То, что он чувствует то, о чем пишет, не вызывает сомнений; но он не приспосабливает свою манеру к своему предмету. Для выражения тонких эмоций, полутонов мысли нет писателя более удивительно искусного, чем де Квинси. Но когда эпизод требует простого и прямого изложения, его сложные каденции кажутся неуместными.
Когда он делает паузу в своем описании, чтобы обратиться с апострофой, тогда несоответствие затрагивает гораздо меньше; как, например, в этой апострофе к «благородной» Энн после того, как он вспомнил, как однажды она спасла ему жизнь.
«О юная благодетельница! как часто в последующие годы, стоя в уединенных местах и думая о тебе с горем в сердце и совершенной любовью — как часто я желал, чтобы, как в древние времена проклятие отца, как верили, обладало сверхъестественной силой и преследовало свою цель с фатальной необходимостью самоисполнения, точно так же благословение сердца, подавленного благодарностью, могло бы иметь подобную прерогативу; могло бы иметь силу, данную свыше, чтобы преследовать, преследовать, подстерегать, гнаться за тобой в центральную тьму лондонского борделя или (если бы это было возможно) даже во тьму могилы, чтобы пробудить тебя там с подлинным посланием мира и прощения, и окончательного примирения!»
Возможно, отрывок, описывающий, как он подружился с маленькой служанкой в полупустом доме на Грик-стрит, является одним из самых удачных, несмотря на нотку искусственности ближе к концу:—
«К наступлению ночи я отправился на Грик-стрит и, заняв свои новые помещения, обнаружил, что в доме уже был один единственный обитатель — бедное, бездомное дитя, по-видимому, десяти лет; но она казалась измученной голодом; а страдания такого рода часто заставляют детей выглядеть старше, чем они есть. От этого покинутого ребенка я узнал, что она спала и жила там одна некоторое время до моего прихода; и великую радость выразило бедное создание, когда узнало, что в будущем я буду ее спутником в часы темноты. Дом вряд ли можно было назвать большим — то есть он не был большим на каждом отдельном этаже; но, имея четыре этажа в общей сложности, он был достаточно велик, чтобы живо запечатлеть чувство своего эхо-одиночества; и из-за отсутствия мебели шум крыс создавал чудовищный гам на лестнице и в холле; так что среди реальных телесных недугов холода и голода покинутый ребенок нашел досуг страдать еще больше от самосозданного — от призраков. Против этих врагов я мог обещать ей защиту; человеческое общение само по себе было защитой; но другой и более нужной помощи у меня, увы! было мало что предложить. Мы лежали на полу, с пачкой юридических бумаг вместо подушки, но без другого покрытия, кроме большого кавалерийского плаща; позже, однако, мы обнаружили на чердаке старый чехол от дивана, небольшой кусок ковра и несколько фрагментов других предметов, что немного добавило нам комфорта.

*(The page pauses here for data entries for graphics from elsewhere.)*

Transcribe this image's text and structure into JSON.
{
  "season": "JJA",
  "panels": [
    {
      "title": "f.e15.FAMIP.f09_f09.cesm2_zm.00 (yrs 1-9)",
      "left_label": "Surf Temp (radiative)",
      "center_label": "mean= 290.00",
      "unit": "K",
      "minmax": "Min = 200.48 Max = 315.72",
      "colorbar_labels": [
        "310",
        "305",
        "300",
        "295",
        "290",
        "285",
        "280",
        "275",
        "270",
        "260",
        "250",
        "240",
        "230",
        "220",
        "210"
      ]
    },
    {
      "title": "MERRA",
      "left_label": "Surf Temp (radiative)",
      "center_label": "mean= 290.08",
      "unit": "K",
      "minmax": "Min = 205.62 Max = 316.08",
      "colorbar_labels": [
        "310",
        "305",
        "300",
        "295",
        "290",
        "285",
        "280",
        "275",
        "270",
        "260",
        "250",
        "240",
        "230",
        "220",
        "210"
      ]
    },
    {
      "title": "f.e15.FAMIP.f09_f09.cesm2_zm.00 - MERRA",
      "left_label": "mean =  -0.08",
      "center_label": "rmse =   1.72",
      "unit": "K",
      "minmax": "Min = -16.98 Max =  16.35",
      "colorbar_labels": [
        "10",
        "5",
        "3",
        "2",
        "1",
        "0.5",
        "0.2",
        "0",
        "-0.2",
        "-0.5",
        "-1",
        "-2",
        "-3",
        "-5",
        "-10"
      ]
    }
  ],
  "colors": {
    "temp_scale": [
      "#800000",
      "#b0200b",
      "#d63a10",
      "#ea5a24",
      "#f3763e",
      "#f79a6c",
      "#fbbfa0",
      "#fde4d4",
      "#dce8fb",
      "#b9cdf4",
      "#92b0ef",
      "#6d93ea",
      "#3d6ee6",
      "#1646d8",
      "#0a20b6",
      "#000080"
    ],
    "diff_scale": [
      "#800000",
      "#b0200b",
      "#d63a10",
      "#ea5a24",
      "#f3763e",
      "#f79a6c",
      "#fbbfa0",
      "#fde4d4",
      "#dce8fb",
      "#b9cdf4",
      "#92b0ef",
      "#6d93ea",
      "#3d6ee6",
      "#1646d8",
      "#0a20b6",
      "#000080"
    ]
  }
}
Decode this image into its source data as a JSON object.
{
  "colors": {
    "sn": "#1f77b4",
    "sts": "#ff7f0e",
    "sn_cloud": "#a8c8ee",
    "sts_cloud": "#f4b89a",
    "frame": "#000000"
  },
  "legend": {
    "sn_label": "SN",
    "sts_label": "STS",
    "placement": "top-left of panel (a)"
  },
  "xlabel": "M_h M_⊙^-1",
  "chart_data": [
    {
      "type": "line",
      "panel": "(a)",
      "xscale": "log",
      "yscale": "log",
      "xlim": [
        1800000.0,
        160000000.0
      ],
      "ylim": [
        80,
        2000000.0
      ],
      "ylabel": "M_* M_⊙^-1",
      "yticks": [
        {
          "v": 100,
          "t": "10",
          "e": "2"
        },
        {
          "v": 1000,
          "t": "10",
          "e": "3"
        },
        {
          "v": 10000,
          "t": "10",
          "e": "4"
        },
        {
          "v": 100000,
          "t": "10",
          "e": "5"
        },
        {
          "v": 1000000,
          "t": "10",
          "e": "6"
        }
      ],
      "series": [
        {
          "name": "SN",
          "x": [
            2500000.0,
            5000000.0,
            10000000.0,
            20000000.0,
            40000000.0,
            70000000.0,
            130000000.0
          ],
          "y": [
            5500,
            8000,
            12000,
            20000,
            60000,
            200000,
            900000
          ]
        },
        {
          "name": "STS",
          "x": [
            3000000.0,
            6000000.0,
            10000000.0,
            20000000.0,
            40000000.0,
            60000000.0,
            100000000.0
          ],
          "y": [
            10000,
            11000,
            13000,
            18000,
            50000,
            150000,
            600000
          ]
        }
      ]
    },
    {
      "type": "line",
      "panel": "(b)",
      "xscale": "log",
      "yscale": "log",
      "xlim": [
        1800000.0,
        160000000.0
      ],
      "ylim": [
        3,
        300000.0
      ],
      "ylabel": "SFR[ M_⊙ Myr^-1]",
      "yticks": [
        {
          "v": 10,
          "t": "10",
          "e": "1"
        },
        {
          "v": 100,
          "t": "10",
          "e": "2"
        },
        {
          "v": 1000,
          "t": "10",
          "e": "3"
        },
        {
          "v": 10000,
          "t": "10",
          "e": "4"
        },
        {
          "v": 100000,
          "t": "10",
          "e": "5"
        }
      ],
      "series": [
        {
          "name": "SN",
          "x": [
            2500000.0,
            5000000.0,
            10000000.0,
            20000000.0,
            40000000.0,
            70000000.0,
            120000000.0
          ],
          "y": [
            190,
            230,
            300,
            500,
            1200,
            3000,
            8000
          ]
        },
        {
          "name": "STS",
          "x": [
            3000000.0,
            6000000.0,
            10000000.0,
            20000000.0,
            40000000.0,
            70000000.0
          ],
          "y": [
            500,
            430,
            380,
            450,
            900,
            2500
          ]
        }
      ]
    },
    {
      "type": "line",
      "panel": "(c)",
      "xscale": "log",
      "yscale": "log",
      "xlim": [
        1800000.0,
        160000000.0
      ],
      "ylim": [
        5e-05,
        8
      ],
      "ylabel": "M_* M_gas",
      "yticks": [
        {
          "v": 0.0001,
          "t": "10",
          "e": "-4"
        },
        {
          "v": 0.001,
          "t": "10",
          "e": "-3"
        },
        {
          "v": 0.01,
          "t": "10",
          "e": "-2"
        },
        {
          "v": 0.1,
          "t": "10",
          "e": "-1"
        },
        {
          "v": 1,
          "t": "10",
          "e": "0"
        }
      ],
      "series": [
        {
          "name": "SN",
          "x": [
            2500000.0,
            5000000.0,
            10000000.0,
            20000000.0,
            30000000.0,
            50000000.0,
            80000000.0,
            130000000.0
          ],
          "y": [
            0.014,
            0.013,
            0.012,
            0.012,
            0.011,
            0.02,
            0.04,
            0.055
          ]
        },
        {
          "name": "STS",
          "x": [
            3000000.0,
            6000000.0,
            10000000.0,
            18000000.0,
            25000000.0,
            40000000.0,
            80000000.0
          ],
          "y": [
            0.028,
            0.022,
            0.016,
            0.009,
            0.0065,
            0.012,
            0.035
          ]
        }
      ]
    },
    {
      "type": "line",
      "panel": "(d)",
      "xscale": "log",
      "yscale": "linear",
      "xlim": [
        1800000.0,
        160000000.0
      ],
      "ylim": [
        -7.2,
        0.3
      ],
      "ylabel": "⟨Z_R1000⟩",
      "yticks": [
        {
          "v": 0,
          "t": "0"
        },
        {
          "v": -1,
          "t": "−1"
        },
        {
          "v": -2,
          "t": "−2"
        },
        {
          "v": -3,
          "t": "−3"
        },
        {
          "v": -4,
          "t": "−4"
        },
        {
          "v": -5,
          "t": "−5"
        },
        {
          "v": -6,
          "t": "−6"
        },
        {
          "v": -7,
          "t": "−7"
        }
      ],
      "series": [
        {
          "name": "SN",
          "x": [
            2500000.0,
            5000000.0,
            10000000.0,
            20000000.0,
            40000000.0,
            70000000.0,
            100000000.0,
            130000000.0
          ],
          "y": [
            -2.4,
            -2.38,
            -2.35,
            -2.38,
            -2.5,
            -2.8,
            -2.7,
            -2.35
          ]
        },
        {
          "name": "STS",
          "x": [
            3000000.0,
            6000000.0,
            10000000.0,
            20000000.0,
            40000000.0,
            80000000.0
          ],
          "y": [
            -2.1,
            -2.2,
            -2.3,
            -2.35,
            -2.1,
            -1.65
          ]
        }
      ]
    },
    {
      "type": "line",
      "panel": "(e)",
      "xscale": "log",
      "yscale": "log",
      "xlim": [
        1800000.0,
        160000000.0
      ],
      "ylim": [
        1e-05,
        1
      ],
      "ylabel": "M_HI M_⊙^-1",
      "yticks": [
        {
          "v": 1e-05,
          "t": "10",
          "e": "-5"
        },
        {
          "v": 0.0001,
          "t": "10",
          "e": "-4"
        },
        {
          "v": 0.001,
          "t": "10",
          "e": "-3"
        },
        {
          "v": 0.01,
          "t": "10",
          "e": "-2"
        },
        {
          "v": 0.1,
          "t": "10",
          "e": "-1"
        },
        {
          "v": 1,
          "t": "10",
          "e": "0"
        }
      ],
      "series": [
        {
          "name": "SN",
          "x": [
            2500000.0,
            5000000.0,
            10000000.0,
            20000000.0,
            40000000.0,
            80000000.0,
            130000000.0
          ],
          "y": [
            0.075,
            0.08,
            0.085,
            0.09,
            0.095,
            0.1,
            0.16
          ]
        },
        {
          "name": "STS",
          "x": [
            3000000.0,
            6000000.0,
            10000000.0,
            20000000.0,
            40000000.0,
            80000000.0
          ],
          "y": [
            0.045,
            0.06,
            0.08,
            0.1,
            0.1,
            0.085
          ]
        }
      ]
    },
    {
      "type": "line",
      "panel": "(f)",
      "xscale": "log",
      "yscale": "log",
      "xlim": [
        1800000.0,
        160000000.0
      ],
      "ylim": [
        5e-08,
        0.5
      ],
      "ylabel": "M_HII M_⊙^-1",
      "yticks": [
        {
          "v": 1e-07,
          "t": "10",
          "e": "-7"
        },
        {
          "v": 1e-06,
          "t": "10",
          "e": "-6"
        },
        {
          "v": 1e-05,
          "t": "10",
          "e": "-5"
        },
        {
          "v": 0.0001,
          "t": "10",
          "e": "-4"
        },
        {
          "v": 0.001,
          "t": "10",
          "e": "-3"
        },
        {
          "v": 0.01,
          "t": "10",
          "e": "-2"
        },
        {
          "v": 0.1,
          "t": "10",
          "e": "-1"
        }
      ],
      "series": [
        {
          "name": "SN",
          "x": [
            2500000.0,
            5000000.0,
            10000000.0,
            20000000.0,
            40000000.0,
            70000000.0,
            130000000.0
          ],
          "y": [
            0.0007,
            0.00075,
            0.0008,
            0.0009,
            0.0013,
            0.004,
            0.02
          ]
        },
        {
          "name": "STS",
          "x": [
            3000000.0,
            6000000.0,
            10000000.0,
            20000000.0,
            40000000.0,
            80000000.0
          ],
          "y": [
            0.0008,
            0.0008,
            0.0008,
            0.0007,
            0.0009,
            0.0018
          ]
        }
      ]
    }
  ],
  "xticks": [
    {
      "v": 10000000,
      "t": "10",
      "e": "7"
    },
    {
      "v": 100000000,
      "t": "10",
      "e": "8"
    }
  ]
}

Бедное дитя прижималось ко мне ради тепла и ради безопасности от своих призрачных врагов... Помимо своего положения, она не была тем, что называют интересным ребенком. Она не была ни хорошенькой, ни быстрой в понимании, ни особенно приятной в манерах. Но, слава Богу! даже в те годы мне не нужны были украшения элегантных аксессуаров, чтобы расположить к себе мои привязанности. Простой человеческой природы, в ее самом скромном и самом домашнем облачении, было достаточно для меня; и я любил ребенка, потому что она была моим партнером в несчастье».
II
Я не могу согласиться с г-ном Г. С. Солтом, когда в ходе умного и интересного биографического исследования де Квинси он говорит: «Он (в стиле) передает именно тот смысл, который задуман, и достигает своего эффекта гораздо меньше риторическими уловками, чем почти безошибочным инстинктом в выборе и использовании слов».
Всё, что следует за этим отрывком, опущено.